Ennahdha a poussé le gouvernement vers la sortie après avoir tenté, en vain, de reconfigurer une coalition gouvernementale au sein de laquelle il se sentait marginalisé. Il était allié contre son gré à des partis revendiquant comme M. Saïed les valeurs de la révolution, et peu enclins aux compromis.
"Nous allons assister à une transition d'une coalition basée sur les valeurs de la révolution de 2011 à une position plus pragmatique, construite sur les intérêts politiques", prédit M. Jourchi.

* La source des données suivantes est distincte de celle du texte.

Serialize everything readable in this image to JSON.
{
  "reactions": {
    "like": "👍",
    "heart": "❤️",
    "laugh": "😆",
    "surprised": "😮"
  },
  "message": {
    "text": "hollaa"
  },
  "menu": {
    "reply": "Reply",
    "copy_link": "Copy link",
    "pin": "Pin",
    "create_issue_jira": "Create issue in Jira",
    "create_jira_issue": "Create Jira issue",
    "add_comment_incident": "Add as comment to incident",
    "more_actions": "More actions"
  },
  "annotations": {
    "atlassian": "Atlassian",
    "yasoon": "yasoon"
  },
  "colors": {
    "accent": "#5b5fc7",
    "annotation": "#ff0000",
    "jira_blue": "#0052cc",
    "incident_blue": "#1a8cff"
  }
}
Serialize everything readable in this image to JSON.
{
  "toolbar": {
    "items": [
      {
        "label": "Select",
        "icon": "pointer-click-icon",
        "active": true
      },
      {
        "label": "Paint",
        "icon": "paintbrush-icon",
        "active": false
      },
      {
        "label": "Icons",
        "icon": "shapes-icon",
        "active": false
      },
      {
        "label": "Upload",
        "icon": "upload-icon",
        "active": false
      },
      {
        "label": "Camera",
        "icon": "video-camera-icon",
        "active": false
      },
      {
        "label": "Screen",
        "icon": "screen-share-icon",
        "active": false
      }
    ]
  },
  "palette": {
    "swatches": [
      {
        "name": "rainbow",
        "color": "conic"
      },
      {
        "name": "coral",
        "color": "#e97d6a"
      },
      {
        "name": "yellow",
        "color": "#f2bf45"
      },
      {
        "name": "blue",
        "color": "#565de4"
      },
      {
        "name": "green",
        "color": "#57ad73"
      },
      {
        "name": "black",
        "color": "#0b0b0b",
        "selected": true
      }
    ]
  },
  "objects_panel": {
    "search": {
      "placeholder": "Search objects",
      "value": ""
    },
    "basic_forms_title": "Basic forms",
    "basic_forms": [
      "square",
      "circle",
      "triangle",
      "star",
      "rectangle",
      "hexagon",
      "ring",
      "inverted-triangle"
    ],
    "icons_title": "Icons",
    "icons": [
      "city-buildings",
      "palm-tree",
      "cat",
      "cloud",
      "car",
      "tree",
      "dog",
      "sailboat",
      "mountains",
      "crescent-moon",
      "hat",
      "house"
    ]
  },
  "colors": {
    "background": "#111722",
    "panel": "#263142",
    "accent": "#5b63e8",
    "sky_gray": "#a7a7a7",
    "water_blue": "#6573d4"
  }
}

Ennahdha, qui ne dispose que de 54 sièges sur 217, bien qu'étant le principal parti au Parlement, souhaite intégrer dans la coalition gouvernementale le parti libéral laïc Qalb Tounes du patron de télévision Nabil Karoui. Deuxième formation au Parlement, Qalb Tounes a fait alliance avec Ennahdha après avoir fait campagne contre ce parti.
Reste à savoir si le président Saïed, un farouche indépendant hostiles aux arrangements partisans, cherchera à désigner un candidat de consensus ou profitera de la situation pour passer en force.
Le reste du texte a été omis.